Title: Galatea's Tears
Fandom: Fear Mythos
Characters: EAT, some dude
Rating: G (L0 N0 S0 V0 D0)
Warnings: Transformation, obsession
Notes: So, there was this bizarre idea I tripped over in the EAT thread. I liked it. There's a creepypasta contest on, with a statue of a woman as one of the prompts… This happened.
Day after day, he walked past her. A smile, a 'good morning'. He wasn't sure when they'd put her in… you'd think a statue like that would have involved heavy equipment to move and install, but there she was, in the centre of the fountain, where she hadn't been before. And for a month, he'd greeted her, every day, as if she were anyone else in the world.
As the weather warmed, he started taking his lunch down to the fountain, to eat with her. To share stories about his co-workers and his strangely-solitary existence. No one had ever appealed to him, quite like she did. There was something about her. Some deep, all-knowing essence at the heart of the stone.
She never said a word, but he knew.
She was something special.
Summer gave way to autumn, and leaves caught in the sculpted trickles of water on her face and hands. They gathered in the loose ringlets of the bottom of her hair. He always cleaned them away, apologised to her for the mess. He asked if anyone looked after her, but she never had anything to say.
One day, finally, he kissed her cheek. He had no thought of what a fool he might look, just that she seemed so underappreciated, somehow. He loved her, after all, why couldn't anyone else see?
He kissed her cheek, and a droplet of water snaked out of the corner of her eye, nearly mercury-weight.

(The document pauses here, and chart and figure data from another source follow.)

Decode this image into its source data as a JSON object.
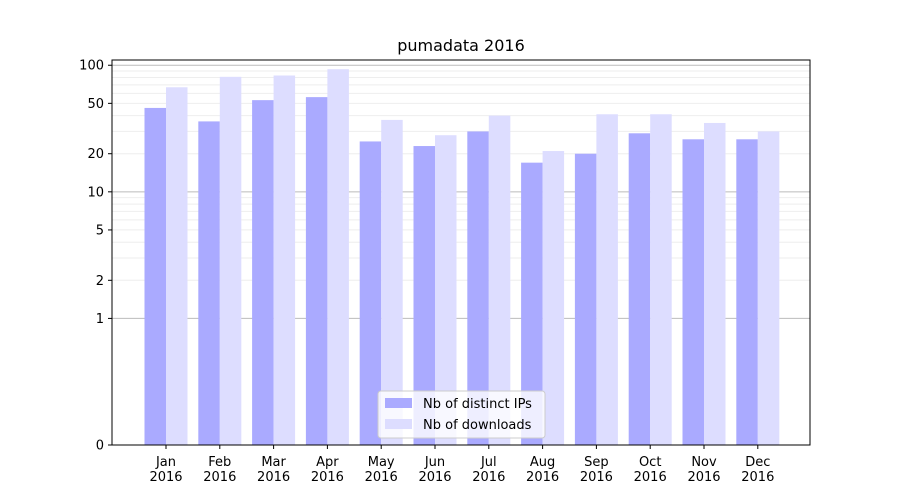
{
  "chart_data": {
    "type": "bar",
    "title": "pumadata 2016",
    "xlabel": "",
    "ylabel": "",
    "yscale": "symlog",
    "ylim": [
      0,
      110
    ],
    "yticks": [
      0,
      1,
      2,
      5,
      10,
      20,
      50,
      100
    ],
    "ytick_labels": [
      "0",
      "1",
      "2",
      "5",
      "10",
      "20",
      "50",
      "100"
    ],
    "categories": [
      "Jan\n2016",
      "Feb\n2016",
      "Mar\n2016",
      "Apr\n2016",
      "May\n2016",
      "Jun\n2016",
      "Jul\n2016",
      "Aug\n2016",
      "Sep\n2016",
      "Oct\n2016",
      "Nov\n2016",
      "Dec\n2016"
    ],
    "category_lines": [
      [
        "Jan",
        "2016"
      ],
      [
        "Feb",
        "2016"
      ],
      [
        "Mar",
        "2016"
      ],
      [
        "Apr",
        "2016"
      ],
      [
        "May",
        "2016"
      ],
      [
        "Jun",
        "2016"
      ],
      [
        "Jul",
        "2016"
      ],
      [
        "Aug",
        "2016"
      ],
      [
        "Sep",
        "2016"
      ],
      [
        "Oct",
        "2016"
      ],
      [
        "Nov",
        "2016"
      ],
      [
        "Dec",
        "2016"
      ]
    ],
    "series": [
      {
        "name": "Nb of distinct IPs",
        "color": "#aaaaff",
        "values": [
          46,
          36,
          53,
          56,
          25,
          23,
          30,
          17,
          20,
          29,
          26,
          26
        ]
      },
      {
        "name": "Nb of downloads",
        "color": "#ddddff",
        "values": [
          67,
          81,
          83,
          93,
          37,
          28,
          40,
          21,
          41,
          41,
          35,
          30
        ]
      }
    ],
    "grid": true,
    "legend_position": "bottom-center"
  }
}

Gleaming-clear quicksilver. He caught it with his lips, tasted it, knew it, that strange mineral flavour. She had given him this. She knew he was there.
He couldn't sleep, that night, and in his unruly waking-wandering, he found himself by her fountain. She needed him. She wanted him. She never spoke a word to him, but he knew. This time, he didn't try to step over the water, to go to her by the sculpted stones that rose up from the basin. This time, he stepped into the water, felt it seep into his clothes and crawl up his body. He found himself saturated, in moments, as though he had fallen in. But, the water didn't drip down from him. It held him, caressed him in its chill grip.
Everything went away. Everything.
The sun shone down on him. He could feel it. Somewhere, nearby, someone asked when a second statue had been added. He wondered that, himself.
And then he knew. He knew it all.
He held her hand, because she had called to him. And now they would never be apart. He knew her. He knew the eyes and senses of a dozen more, like them, of thousands more who still walked among men, of those who were yet as children and those whose layers of implication, temptation, and seduction could shock and confound the greatest minds in espionage. He knew them all, as he knew himself.
He knew not how long he had stood by her, what seasons had passed, or when the stone had taken him, but he did not need to know. He knew her, and she knew him. Together they knew all that came to them, secrets never spoken before a living thing, but they heard. They all heard. Perhaps they would start a family, in this park. One day, maybe, she and he would see another. Maybe he would give his water to the next one. He liked the idea of family. He liked the idea of an eternity with her, watching the soap opera that was life. And he could never doubt she thought the same of him. How could he? She was right there, in his head. Right there, with everyone else.